The Riots
A few days before the scheduled exams, several thousand of Abkhaz organized a mass anti-Georgian rally in Sukhumi. On July 12, 1989, the Aydgylara activists led the demonstrators, including armed groups, into the attack on the building of the local Georgian-language newspaper, forcing it to shut down. Soon, the school building which was expected to house the Georgian university was also surrounded by the crowd. The local militsiya (police) officials ignored calls from desperate employees from the besieged building and replaced, early on July 15, policemen of Georgian nationality guarding the university with Abkhaz officers. The same day, a small police unit sent to Sukhumi from Tbilisi to help restore order was disarmed by the Abkhaz militia without any hindrance from the local police. Meanwhile, Georgians gathered into a counter-rally to prevent the Abkhaz from disrupting the university.
While the reports are conflicting on which group first resorted to violence, with both sides blaming each other of starting fighting, the ensuing events would quickly degenerate into an open inter-ethnic warfare and eventually into the War in Abkhazia. Georgians reported that a group of armed Abkhaz opened fire on the Georgian demonstration in Rustaveli Park, while Abkhaz claimed that they engaged in fighting after an Abkhaz photographer was beaten by Georgians while trying to penetrate the university building. Either way, on late July 16, a crowd of five thousand Abkhaz, many of whom were armed, surged into the building. Several members of the Georgian exam commission were beaten up, and the school was looted.
This set off a chain of events that produced further casualties and destruction as the both sides engaged in armed fighting for several days to come. That evening, Abkhaz and Georgians began mobilizing all over Abkhazia and western Georgia. The Kodori Svans, ethnic Georgian subgroup from northeastern Abkhazia, and Abkhaz from the town of Tkvarcheli clashed in a shooting spree that lasted all night and intermittently for several days afterward. Meanwhile 30,000 Georgians from western Georgia, particularly from Mingrelia, and the predominantly Georgian Gali district in southern Abkhazia, began marching toward Sukhumi, led by the eminent Soviet-era dissident Merab Kostava. The authorities reported that the Abkhaz crowds attacked police posts to get access to weapons, but evidence suggests that official sympathy prevented the local law enforcement agencies from offering resistance to the "attackers". Moreover, a local procurator in Ochamchire ordered the return of Abkhaz hunting weapons. Hence, the Abkhaz armed groups were able to organize picket and block the Georgian marchers (some of whom were armed as well) at a bridge outside the ethnically mixed town of Ochamchire.
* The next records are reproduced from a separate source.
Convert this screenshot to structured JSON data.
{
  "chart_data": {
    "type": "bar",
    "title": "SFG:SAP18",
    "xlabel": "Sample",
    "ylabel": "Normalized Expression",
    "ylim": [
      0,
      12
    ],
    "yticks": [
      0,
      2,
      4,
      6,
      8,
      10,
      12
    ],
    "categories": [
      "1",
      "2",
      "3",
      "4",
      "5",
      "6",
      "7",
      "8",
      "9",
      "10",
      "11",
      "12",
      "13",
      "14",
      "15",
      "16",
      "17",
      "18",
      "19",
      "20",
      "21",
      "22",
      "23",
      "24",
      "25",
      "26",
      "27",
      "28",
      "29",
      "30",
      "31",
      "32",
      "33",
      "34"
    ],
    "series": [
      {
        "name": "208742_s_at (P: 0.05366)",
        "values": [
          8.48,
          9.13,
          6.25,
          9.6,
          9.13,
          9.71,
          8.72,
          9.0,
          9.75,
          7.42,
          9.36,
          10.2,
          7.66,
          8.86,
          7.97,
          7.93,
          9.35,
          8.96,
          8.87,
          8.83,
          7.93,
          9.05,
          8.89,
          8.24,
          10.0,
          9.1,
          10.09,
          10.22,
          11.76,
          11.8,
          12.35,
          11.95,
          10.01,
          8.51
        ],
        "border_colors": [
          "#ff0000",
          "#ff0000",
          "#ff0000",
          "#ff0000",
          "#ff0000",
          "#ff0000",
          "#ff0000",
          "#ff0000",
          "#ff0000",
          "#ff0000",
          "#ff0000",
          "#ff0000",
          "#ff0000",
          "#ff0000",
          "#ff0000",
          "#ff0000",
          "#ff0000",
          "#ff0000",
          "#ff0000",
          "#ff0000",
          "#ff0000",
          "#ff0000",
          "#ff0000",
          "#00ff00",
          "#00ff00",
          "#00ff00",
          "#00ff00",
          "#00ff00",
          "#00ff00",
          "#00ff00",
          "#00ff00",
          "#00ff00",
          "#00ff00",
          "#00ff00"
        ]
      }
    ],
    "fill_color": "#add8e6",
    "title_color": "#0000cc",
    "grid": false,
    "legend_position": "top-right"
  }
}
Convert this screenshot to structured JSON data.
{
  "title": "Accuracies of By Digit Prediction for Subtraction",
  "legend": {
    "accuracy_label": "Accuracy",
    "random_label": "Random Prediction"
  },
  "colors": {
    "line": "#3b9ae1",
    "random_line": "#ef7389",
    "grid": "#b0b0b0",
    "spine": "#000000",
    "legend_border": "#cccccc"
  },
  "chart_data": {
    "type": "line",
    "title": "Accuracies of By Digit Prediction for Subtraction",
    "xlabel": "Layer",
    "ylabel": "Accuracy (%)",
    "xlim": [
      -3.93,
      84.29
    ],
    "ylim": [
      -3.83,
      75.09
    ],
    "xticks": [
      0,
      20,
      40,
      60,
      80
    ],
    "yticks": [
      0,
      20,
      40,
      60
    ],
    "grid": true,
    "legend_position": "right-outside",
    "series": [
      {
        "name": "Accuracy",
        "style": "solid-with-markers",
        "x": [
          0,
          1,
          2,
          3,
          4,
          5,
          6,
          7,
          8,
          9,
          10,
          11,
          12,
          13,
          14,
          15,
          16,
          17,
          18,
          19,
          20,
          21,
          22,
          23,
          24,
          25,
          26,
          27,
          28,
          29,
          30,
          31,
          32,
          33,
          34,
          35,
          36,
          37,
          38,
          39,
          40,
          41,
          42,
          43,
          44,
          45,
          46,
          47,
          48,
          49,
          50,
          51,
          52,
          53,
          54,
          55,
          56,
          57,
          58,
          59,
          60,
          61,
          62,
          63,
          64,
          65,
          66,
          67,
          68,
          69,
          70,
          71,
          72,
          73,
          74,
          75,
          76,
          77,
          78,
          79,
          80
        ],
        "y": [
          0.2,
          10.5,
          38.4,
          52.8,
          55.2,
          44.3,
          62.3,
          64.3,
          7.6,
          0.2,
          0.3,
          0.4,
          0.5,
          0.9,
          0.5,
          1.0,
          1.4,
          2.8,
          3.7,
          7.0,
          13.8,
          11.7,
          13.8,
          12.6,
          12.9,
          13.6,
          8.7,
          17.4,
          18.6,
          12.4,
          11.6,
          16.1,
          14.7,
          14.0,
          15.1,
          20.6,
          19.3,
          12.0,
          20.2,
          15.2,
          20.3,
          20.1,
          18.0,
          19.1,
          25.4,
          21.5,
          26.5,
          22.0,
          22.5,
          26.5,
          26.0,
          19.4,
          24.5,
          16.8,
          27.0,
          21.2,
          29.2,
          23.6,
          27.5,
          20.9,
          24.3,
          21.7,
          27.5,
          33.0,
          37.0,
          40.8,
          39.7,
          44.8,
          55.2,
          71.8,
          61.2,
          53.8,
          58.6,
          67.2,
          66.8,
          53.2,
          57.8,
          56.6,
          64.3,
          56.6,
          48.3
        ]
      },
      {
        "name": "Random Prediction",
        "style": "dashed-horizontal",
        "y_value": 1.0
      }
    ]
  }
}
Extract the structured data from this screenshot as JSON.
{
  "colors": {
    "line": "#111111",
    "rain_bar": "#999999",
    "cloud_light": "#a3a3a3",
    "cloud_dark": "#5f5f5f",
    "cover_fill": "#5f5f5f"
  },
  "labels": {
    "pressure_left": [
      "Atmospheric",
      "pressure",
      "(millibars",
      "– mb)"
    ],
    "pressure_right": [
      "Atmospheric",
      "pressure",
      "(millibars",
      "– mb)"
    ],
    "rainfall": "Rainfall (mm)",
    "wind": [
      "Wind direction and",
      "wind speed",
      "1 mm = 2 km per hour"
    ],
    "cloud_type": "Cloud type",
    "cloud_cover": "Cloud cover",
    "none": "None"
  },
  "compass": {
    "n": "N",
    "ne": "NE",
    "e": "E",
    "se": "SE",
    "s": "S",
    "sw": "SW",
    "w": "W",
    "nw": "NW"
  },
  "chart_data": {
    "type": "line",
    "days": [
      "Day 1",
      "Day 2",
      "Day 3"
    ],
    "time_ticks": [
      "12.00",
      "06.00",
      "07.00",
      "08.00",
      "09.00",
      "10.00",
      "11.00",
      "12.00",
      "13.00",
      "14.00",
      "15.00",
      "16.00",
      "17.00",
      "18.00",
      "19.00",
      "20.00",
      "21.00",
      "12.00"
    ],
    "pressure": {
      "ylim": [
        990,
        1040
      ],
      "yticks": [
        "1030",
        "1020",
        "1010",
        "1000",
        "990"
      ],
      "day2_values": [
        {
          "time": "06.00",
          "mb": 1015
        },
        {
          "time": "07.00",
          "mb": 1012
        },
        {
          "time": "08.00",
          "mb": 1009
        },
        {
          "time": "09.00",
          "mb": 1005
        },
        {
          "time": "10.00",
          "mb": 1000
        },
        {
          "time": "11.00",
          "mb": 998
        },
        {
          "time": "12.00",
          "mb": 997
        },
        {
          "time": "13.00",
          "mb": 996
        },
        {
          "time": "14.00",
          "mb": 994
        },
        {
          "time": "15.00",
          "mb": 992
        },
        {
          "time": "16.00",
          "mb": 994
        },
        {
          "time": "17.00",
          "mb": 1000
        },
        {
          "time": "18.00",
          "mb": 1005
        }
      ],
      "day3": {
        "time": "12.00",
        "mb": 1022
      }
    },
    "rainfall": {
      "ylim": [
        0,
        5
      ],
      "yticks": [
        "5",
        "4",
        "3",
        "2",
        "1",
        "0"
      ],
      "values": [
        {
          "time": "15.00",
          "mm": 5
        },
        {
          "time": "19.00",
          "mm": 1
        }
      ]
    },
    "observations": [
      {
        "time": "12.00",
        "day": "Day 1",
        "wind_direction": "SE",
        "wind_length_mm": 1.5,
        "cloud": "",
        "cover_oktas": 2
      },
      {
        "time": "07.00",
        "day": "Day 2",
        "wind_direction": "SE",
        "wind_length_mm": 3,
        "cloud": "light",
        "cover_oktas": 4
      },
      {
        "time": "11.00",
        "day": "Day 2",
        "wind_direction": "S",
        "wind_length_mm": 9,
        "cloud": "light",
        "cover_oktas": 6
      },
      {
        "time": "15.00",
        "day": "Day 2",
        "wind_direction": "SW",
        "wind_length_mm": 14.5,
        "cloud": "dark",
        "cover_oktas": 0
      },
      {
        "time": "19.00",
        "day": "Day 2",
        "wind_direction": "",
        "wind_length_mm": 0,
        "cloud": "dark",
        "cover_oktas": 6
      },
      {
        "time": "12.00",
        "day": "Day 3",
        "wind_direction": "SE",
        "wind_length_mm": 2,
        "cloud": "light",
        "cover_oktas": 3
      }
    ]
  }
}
Kostava stopped the march, averting more bloodshed, and soon the Soviet Interior troops were invoked to reestablish order.
The July events in Abkhazia left at least eighteen dead and 448 injured, of whom, according to official accounts, 302 were Georgians. Although a continuous presence of the Interior Ministry troops maintained a precarious peace in the region, outburst of violence did occur, and the Soviet government made no progress toward solving any of the interethnic problems. The Georgians suspected the attack on their university was intentionally staged by the Abkhaz secessionists in order to provoke a large-scale violence that would prompt Moscow to declare a martial law in the region, thus depriving the government in Tbilisi of any control over the autonomous structures in Abkhazia. At the same time, they accused the Soviet government of manipulating ethnic issues to curb Georgia's otherwise irrepressible independence movement. On the other hand, the Abkhaz claimed that the new university was an instrument in the hands of Georgians to reinforce their cultural dominance in the region, and continued to demand that the investigation of the July events be turned over to Moscow and that no branch of Tbilisi State University be opened in Sukhumi.
However, as neither side felt strong enough to force the issue militarily at that time, the Georgian-Abkhaz antagonism had largely been relegated to the legislatures by July 1990, making Abkhazia a field of "war of laws" until the armed hostilities broke out in August 1992.